Table 1 Mutagenicity in L5178Y cells (mutant frequencies are the mean of three counts)

Concentration µl/ml

-MA

+MA

Mutant frequency

% growth

Mutant frequency

% growth

Solvent control*

3.3

100

6.5

100

Negative control

4.2

80.3

3.0

84.4

0.1

10.9

103.7

12.1

75.0

0.2

15.5

71.1

8.3

64.7

0.4

6.4

58.5

13.6

68.1

0.8

3.9

80.2

14.4

89.6

1.6

4.9

51.5

7.5

50.7

Positive control

485.6

12.9

643.9

2.9

* Solvent control with ethanol

Conclusions:
Triethoxy(methyl)silane has been tested according to a protocol that is similar to OECD 476, without replication. No increase in mutant frequency was observed at any concentration with or without metabolic activation. The solvent and positive controls gave expected results. It is concluded that the test substance is negative for mutagenicity in mouse lymphoma L5178Y cells under the conditions of the test.
Endpoint conclusion
Endpoint conclusion:
no adverse effect observed (negative)

Genetic toxicity in vivo

Endpoint conclusion
Endpoint conclusion:
no study available

Additional information

Data are available from reliable in vitro studies of bacterial mutagenicity and cytogenicity to mammalian cells for methylsilanetriyl triacetate. No further information is available for the registered substance, however, data are available for the closely related substances triethoxy(methyl)silane (CAS number 2031-67-6) and trichloro(methyl)silane (CAS number 75-79-6) from in vitro assays on mutagenicity to mammalian cells.

Methylsilanetriyl triacetate has been tested for mutagenicity to bacteria in a study which was conducted according to the OECD TG 471, and in compliance with GLP (BioReliance, 2002a). No evidence of a test substance related increase in the number of revertants was observed with or without metabolic activation in the initial or the repeat experiments. Appropriate positive and solvent controls were included and gave expected results. It is concluded that the test substance is negative for mutagenicity to bacteria under the conditions of the test.
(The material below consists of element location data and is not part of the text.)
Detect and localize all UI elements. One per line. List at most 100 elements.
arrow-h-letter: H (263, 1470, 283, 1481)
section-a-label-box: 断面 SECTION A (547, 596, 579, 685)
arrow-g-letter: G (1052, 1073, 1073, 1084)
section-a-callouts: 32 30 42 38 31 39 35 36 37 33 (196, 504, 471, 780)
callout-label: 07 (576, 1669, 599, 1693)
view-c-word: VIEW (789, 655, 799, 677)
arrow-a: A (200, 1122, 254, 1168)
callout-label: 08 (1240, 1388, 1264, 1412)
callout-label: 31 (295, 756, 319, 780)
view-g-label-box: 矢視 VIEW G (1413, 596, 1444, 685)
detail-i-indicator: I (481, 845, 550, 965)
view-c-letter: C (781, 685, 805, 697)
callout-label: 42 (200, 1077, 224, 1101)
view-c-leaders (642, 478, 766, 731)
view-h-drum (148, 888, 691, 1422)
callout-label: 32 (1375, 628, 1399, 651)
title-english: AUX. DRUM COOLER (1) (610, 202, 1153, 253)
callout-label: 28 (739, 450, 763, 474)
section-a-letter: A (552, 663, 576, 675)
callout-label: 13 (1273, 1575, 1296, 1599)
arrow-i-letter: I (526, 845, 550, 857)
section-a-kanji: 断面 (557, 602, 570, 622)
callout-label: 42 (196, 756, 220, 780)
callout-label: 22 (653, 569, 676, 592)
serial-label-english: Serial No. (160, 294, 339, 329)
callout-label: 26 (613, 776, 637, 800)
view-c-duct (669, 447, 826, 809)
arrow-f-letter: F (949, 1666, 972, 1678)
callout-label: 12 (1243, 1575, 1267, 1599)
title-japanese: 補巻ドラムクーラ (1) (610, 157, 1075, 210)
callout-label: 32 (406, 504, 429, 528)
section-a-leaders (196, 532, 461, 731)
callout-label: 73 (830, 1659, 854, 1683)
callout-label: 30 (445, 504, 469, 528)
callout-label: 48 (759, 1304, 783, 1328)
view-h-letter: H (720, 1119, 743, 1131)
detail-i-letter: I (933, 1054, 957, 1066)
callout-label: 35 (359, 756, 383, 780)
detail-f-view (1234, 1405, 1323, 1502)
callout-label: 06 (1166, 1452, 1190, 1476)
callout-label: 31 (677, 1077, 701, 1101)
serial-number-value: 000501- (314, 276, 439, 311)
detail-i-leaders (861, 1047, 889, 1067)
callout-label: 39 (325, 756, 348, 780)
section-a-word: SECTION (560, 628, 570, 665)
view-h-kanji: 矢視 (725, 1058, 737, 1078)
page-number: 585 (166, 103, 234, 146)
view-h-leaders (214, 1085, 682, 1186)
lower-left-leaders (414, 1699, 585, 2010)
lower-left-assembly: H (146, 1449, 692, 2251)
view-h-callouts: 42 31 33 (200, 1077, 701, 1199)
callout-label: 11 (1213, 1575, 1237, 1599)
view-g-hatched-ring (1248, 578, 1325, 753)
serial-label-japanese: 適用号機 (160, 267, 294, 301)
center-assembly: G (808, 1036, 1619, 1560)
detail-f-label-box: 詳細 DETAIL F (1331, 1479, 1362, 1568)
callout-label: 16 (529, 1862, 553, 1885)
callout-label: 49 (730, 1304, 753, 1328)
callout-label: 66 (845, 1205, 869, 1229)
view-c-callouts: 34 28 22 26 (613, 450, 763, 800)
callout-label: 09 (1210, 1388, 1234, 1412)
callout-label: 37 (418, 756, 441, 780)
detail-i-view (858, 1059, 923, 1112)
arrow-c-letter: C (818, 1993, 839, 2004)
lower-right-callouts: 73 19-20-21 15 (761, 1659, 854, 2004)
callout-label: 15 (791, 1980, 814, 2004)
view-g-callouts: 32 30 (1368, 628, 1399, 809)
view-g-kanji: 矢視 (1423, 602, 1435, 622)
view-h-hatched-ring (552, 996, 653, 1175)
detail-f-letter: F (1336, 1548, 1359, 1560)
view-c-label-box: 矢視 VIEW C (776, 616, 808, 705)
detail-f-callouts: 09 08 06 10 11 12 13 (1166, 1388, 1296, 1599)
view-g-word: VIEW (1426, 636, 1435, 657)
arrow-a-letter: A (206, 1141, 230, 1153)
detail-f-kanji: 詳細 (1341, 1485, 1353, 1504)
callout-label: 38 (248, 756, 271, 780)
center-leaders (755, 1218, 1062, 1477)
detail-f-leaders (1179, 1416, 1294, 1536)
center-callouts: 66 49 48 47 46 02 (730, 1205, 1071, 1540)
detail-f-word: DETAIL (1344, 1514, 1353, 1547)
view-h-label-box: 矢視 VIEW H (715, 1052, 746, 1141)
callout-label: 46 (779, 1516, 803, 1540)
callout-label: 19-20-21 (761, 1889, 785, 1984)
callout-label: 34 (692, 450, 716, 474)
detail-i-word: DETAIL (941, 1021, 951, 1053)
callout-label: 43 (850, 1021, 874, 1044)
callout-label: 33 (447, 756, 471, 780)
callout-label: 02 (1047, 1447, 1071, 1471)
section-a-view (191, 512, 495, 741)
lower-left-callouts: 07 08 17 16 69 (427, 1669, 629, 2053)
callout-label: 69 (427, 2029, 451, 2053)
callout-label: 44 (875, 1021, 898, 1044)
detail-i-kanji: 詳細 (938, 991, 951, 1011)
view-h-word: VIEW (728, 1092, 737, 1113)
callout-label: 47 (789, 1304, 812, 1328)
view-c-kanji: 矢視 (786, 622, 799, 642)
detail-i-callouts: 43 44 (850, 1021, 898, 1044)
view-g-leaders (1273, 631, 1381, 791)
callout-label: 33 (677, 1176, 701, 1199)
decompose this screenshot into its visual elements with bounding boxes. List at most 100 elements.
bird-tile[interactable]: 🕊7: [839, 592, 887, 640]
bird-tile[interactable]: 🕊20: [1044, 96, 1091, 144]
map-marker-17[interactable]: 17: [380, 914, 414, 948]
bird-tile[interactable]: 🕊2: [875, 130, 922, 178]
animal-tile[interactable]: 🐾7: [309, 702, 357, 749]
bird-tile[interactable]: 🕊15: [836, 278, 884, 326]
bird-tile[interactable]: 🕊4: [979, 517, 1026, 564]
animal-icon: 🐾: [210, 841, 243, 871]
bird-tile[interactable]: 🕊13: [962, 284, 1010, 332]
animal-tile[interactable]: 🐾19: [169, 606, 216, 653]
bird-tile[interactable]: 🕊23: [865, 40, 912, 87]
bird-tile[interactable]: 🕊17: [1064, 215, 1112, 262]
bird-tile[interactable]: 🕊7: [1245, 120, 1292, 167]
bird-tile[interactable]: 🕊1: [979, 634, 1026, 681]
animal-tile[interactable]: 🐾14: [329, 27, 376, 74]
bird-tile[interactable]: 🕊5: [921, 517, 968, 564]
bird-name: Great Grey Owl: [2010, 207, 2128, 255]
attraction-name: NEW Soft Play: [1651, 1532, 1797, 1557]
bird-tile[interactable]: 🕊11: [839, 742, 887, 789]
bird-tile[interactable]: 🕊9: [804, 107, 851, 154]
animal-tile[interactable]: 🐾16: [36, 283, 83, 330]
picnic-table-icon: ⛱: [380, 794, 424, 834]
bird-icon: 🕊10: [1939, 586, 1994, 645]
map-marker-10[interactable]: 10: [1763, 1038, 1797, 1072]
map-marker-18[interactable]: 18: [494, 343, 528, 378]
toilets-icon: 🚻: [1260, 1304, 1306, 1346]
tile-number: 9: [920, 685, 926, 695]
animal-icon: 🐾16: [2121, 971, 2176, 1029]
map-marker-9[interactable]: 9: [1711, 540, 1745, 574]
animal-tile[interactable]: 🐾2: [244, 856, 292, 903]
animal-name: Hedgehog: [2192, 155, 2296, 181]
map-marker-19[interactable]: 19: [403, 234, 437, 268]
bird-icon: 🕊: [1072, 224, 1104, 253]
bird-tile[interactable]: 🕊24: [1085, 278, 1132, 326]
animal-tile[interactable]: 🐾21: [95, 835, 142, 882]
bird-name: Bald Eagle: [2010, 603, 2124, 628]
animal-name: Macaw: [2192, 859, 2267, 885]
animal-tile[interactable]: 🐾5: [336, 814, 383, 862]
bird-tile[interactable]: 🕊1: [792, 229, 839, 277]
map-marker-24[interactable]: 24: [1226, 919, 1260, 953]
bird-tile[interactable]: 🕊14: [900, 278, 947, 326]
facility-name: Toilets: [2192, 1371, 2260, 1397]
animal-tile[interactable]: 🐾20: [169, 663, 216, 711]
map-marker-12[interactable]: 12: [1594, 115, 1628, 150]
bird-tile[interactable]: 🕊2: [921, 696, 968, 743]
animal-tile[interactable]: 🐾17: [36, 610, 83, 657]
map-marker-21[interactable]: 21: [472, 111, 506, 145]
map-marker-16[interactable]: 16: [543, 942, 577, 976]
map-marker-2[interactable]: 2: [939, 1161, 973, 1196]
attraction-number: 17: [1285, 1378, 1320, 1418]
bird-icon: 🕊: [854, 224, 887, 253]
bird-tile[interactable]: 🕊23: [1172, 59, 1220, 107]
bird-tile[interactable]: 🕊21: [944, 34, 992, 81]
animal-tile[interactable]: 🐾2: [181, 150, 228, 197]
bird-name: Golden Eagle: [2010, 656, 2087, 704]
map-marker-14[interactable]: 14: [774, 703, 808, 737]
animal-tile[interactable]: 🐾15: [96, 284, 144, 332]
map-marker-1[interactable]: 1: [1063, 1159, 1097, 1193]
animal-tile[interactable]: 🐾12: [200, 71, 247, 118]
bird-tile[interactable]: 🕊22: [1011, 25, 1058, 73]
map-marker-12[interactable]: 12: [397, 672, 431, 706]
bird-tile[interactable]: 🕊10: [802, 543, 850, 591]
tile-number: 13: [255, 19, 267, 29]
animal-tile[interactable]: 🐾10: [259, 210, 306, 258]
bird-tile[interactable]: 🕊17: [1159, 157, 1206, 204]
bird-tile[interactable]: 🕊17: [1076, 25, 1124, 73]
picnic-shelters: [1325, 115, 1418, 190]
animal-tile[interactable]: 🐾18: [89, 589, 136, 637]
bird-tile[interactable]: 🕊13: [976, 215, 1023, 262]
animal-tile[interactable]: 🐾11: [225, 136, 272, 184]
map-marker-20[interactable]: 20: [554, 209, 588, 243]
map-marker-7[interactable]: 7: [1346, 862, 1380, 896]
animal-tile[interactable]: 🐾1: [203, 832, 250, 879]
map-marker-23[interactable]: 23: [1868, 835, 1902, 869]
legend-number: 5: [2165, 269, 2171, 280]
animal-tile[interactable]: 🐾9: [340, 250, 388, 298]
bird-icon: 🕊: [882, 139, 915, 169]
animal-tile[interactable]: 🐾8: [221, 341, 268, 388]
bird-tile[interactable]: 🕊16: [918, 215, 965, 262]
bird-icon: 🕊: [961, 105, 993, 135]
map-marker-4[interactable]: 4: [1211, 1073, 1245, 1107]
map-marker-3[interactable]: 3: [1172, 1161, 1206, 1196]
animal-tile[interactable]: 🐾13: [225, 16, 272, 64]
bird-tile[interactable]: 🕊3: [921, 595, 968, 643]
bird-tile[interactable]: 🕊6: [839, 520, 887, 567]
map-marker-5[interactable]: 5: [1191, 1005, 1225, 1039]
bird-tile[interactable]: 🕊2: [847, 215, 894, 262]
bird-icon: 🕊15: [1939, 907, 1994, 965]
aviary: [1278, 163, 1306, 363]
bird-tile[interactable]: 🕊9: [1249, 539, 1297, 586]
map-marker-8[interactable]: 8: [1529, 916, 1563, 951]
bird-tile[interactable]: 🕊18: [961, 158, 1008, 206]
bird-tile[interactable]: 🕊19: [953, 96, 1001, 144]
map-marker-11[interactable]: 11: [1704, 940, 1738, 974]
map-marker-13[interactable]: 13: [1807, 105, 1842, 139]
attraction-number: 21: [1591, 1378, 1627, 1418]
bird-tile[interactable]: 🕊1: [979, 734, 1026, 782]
Methylsilanetriyl triacetate has been tested according to OECD 473 and under GLP (BioReliance, 2002b). No increase in the number of chromosome aberrations per cell or the number of cells with aberrations was detected at any concentration with and without metabolic activation in Chinese hamster ovary cells. Solvent and positive controls gave expected results. It is considered that the test substance is negative for the induction of chromosome aberrations under the conditions of the test.

The structural analogue triethoxy(methyl)silane has been tested according to a protocol that is similar to OECD 476, but without replication (Litton Bionetics, 1978a). No increase in mutant frequency was observed at any concentration with or without metabolic activation. The solvent and positive controls gave expected results. It is concluded that the test substance is negative for mutagenicity in mouse lymphoma L5178Y cells under the conditions of the test.

A second structural analogue, trichloro(methyl)silane, was tested for mutagenicity in mammalian cells in a reliable and reproducible assay according to a protocol that is similar to OECD 476 (Litton Bionetics, 1978b). Appropriate concurrent negative and positive controls were included and the expected responses were observed, though the cytotoxicity observed with the positive controls in the experiments with activation was high (2.8% and 5.8%). It is noted by the reviewer that the toxicity of the positive control in the experiments with activation was greater than is acceptable under current guidelines. No test-substance related increase in mutant frequency was observed. It is concluded that trichloro(methyl)silane is negative for the induction of mutation in mammalian cells under the conditions of the test.

No evidence for genetic toxicity was observed in the in vitro studies, so it is considered that in vivo testing is not required.

Justification for classification or non-classification

Based on the available in vitro genotoxicity data, methylsilanetriyl triacetate is not classified for mutagenicity according to Regulation (EC) No 1272/2008.